A Herakleia l’archeologia diventa contemporanea: un’opera totale tra arte e natura

di - 15 Dicembre 2025

Nella piana costiera ionica della Basilicata a Policoro, terra di illimitata fertilità e ricchezza idrica dove le stratificazioni storiche di città della Magna Grecia emergono dal paesaggio, ha ripreso vita il Parco Archeologico di Herakleia che si propone come rinnovato spazio pubblico e palcoscenico contemporaneo nell’abbracciare le arti, sfidando la musealizzazione classica e recuperando la dimensione spirituale legata alla natura.

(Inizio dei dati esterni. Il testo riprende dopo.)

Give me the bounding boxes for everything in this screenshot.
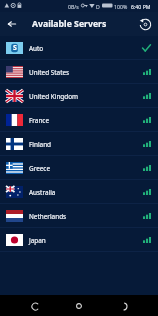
- staticText: Auto: [29, 44, 44, 53]
- button[interactable]: S: [0, 36, 158, 60]
- button[interactable]: Finland: [0, 132, 158, 156]
- button[interactable]: Japan: [0, 228, 158, 252]
- button[interactable]: Greece: [0, 156, 158, 180]
- button[interactable]: United Kingdom: [0, 84, 158, 108]
- staticText: United States: [29, 68, 70, 77]
- button[interactable]: United States: [0, 60, 158, 84]
- button[interactable]: Refresh: [133, 12, 157, 36]
- staticText: 6:40 PM: [131, 3, 151, 10]
- staticText: Japan: [29, 236, 46, 245]
- staticText: 0B/s: [68, 3, 79, 10]
- button[interactable]: Home: [70, 297, 88, 315]
- button[interactable]: Recents: [114, 297, 132, 315]
- staticText: United Kingdom: [29, 92, 79, 101]
- staticText: Greece: [29, 164, 51, 173]
- button[interactable]: France: [0, 108, 158, 132]
- staticText: Netherlands: [29, 212, 67, 221]
- staticText: Australia: [29, 188, 56, 197]
- staticText: 100%: [114, 3, 128, 10]
- staticText: S: [13, 43, 17, 53]
- staticText: Finland: [29, 140, 52, 149]
- staticText: Available Servers: [32, 18, 107, 30]
- staticText: D: [96, 3, 100, 10]
- staticText: France: [29, 116, 50, 125]
- button[interactable]: Back: [26, 297, 44, 315]
- button[interactable]: Back: [0, 12, 24, 36]
- button[interactable]: Australia: [0, 180, 158, 204]
- button[interactable]: Netherlands: [0, 204, 158, 228]
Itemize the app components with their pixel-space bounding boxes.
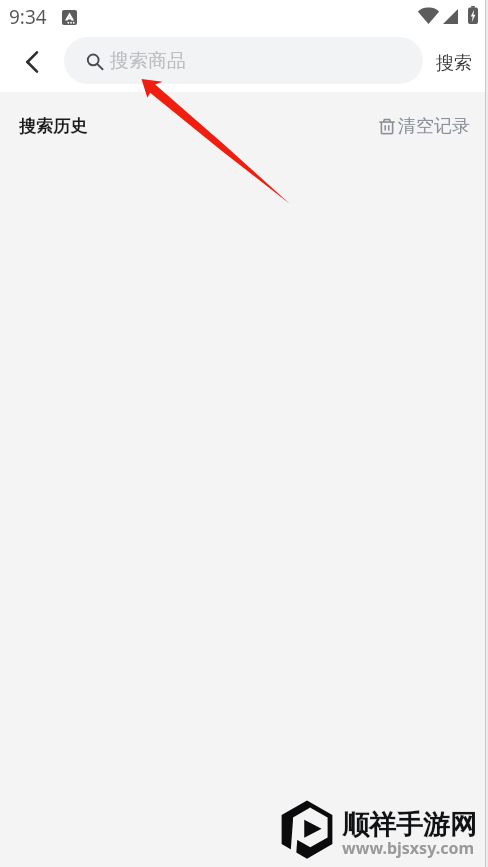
button[interactable]: 搜索商品 — [64, 37, 423, 84]
staticText: www.bjsxsy.com — [342, 837, 474, 859]
button[interactable]: Back — [8, 39, 54, 85]
staticText: 9:34 — [9, 4, 47, 30]
button[interactable]: 清空记录 — [379, 110, 470, 142]
button[interactable]: 搜索 — [426, 40, 482, 87]
staticText: 搜索商品 — [110, 49, 186, 73]
staticText: 清空记录 — [398, 115, 470, 138]
staticText: 搜索 — [436, 52, 472, 75]
staticText: 顺祥手游网 — [342, 808, 477, 842]
staticText: 搜索历史 — [19, 116, 87, 137]
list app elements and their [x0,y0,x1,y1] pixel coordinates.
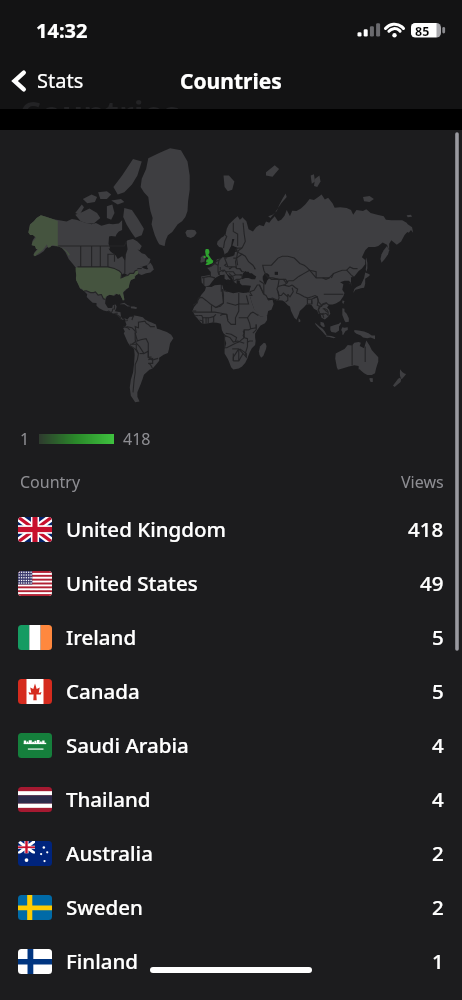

Se, come suggerisce Giorgio Agamben, «L’archeologia è la sola via di accesso al presente», SIRIS, l’atteso intervento di STUDIO STUDIO STUDIO, inaugurato a novembre 2025, si pone esattamente su questa soglia, tra il Museo Archeologico Nazionale della Siritide e il mare, creando forme nuove di pellegrinaggio culturale, in una zona occupata e sacra già in età arcaica, oggi diventata parco per tutti.

Gijs Van Vaerenbergh, Rovina Inversa, Siris © Roberto Conte

La genesi: laboratorio interdisciplinare che interpreta l’archeologia

L’operazione è nata sotto l’egida del Ministero della Cultura e del Segretariato Regionale per la Basilicata (ora con funzioni trasferite alla Soprintendenza Archeologia, Belle Arti e Paesaggio), affidata allo studio dell’artista Edoardo Tresoldi, con la direzione artistica di Antonio Oriente e i contributi di Gijs Van Vaerenbergh (Pieterjan Gijs e Arnout Van Vaerenbergh), Selva Aparicio e Max Magaldi con Claudia Fabris e Daniela Pes.

«Non un’operazione di ricostruzione, ma di riconnessione tra il passato e la contemporaneità», chiarisce il Direttore Generale Musei Massimo Osanna, attraverso la creazione ex novo di opere d’arte rivolte alla comunità, libere interpretazioni che evocano e recuperano lo spirito originario del luogo, che pur insistendo sull’area archeologica si collocano nella quotidianità urbana di Policoro.

Siris, Inaugurazione © Emanuele Taccardi

Intento tradotto in un’attualizzazione del parco, intriso di significati antropologici e sociali e ancora abitato dai pascoli, nel dialogo tra le preesistenze archeologiche – in particolare il Tempio Arcaico e il Santuario di Demetra, oggi poco leggibili a causa del limitato stato di conservazione – ­ e i linguaggi dell’arte, architettura, scultura, musica, poesia, cinema, che ne trasformano gli equilibri classici.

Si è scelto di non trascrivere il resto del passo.